Mayes further clarified Tuesday that “because the committee was appointed by Dr. Haworth (or his designee, Dr. Fenton) and gave the administration team guidance, the Open Door Law does not consider that committee to be a ‘governing body.’ The board of school trustees did not appoint committee members.”

But Britt stated in an email, “Based on the way the law is written, both a school board or the administration can create a governing body that is subject to the Open Door Law. It’s fact-specific and depends on a number of factors but the ODL contemplates either. That’s often overlooked because only the school board committee statute has been litigated.”

The informal opinion examined whether an advisory committee established by a school board is subject to the Open Door Law, and if so, whether the committee’s closed meetings constitute a violation of the law.

Based on information provided to him through Kershaw’s inquiry, Britt states at the start of 2020 the Vigo County School Board approved a strategic plan that called for the creation of a task force comprised of teachers, administrators, staff and citizens to identify a consolidation plan.

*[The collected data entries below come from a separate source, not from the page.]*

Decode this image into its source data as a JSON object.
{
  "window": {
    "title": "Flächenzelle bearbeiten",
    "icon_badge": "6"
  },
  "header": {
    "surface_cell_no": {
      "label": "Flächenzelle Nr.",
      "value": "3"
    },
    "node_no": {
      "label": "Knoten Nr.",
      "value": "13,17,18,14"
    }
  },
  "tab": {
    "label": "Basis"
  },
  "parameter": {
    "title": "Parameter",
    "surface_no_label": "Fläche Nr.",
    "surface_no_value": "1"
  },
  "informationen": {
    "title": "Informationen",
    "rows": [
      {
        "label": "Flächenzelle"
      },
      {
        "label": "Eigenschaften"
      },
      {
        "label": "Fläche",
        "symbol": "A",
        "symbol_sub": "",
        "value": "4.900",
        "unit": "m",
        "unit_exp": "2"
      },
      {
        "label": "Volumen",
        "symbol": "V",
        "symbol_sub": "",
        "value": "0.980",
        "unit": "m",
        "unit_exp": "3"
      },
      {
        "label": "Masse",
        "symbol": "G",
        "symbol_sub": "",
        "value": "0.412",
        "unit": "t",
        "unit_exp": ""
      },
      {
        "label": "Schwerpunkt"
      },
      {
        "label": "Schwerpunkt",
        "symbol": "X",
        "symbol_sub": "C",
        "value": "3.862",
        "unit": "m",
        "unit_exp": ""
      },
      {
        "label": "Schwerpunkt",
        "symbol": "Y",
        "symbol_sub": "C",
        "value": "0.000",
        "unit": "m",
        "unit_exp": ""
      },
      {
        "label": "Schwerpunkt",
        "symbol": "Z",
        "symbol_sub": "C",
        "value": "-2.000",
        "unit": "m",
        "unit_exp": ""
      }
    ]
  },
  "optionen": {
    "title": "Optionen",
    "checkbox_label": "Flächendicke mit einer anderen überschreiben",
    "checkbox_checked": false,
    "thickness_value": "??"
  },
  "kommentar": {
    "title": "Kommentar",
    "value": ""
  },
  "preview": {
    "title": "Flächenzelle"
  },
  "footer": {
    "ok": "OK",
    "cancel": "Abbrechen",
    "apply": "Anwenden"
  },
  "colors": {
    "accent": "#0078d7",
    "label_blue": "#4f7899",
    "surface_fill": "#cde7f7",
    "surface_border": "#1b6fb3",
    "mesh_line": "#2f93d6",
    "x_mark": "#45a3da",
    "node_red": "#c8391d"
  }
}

Beginning in late 2020, this task force was mentioned during various school board meetings.

At one point, the superintendent described the purpose of the task force as helping with decisions regarding closing of buildings in the district and that the board authorized the establishment of the group.

While the task force was established by the school board, “You assert that their meetings were closed to the public, notice for those meetings was never posted, and committee members were apparently warned to not disclose what was discussed in the meetings,” Britt wrote. “Furthermore, when you requested copies of meeting minutes you were told that none existed.”

Britt pointed to two components of the law that impact the committee, including if the committee is appointed by the governing body to take official action on public business. Also, official action can include receiving information, deliberating and making recommendations.

Also, “Identifying a consolidation plan certainly qualifies as taking official action on the school’s public business,” Britt writes.

The Open Door Law requires the governing body of a public agency to conduct and take official action openly, unless otherwise expressly provided by statute, so the people may be fully informed, according to the informal opinion.

As a result, the law requires all meetings of the governing bodies of public agencies to be open at all times to allow members of the public to observe and record the proceedings.

The Vigo County School Corp. is a public agency for purposes of the ODL. The boards councils, and commissions of the school are governing bodies for purposes of the ODL.

“So, unless an exception applies, all meetings of these governing bodies must be open at all times to allow members of the public to observe and record,” Britt writes.

Just prior to Monday’s school board meeting, Meadows parent Brian C. Payne said that because of the issue raised, he believed the board should vote no on any recommendation to close the school.

“Credible transparency issues have been raised about how this administration has opted to make the decisions to save costs through closing elementary schools. VCSC has made an example of how NOT to openly operate a committee,” he wrote.

Several Meadows parents intend to file a formal complaint with the state public access counselor, Payne said.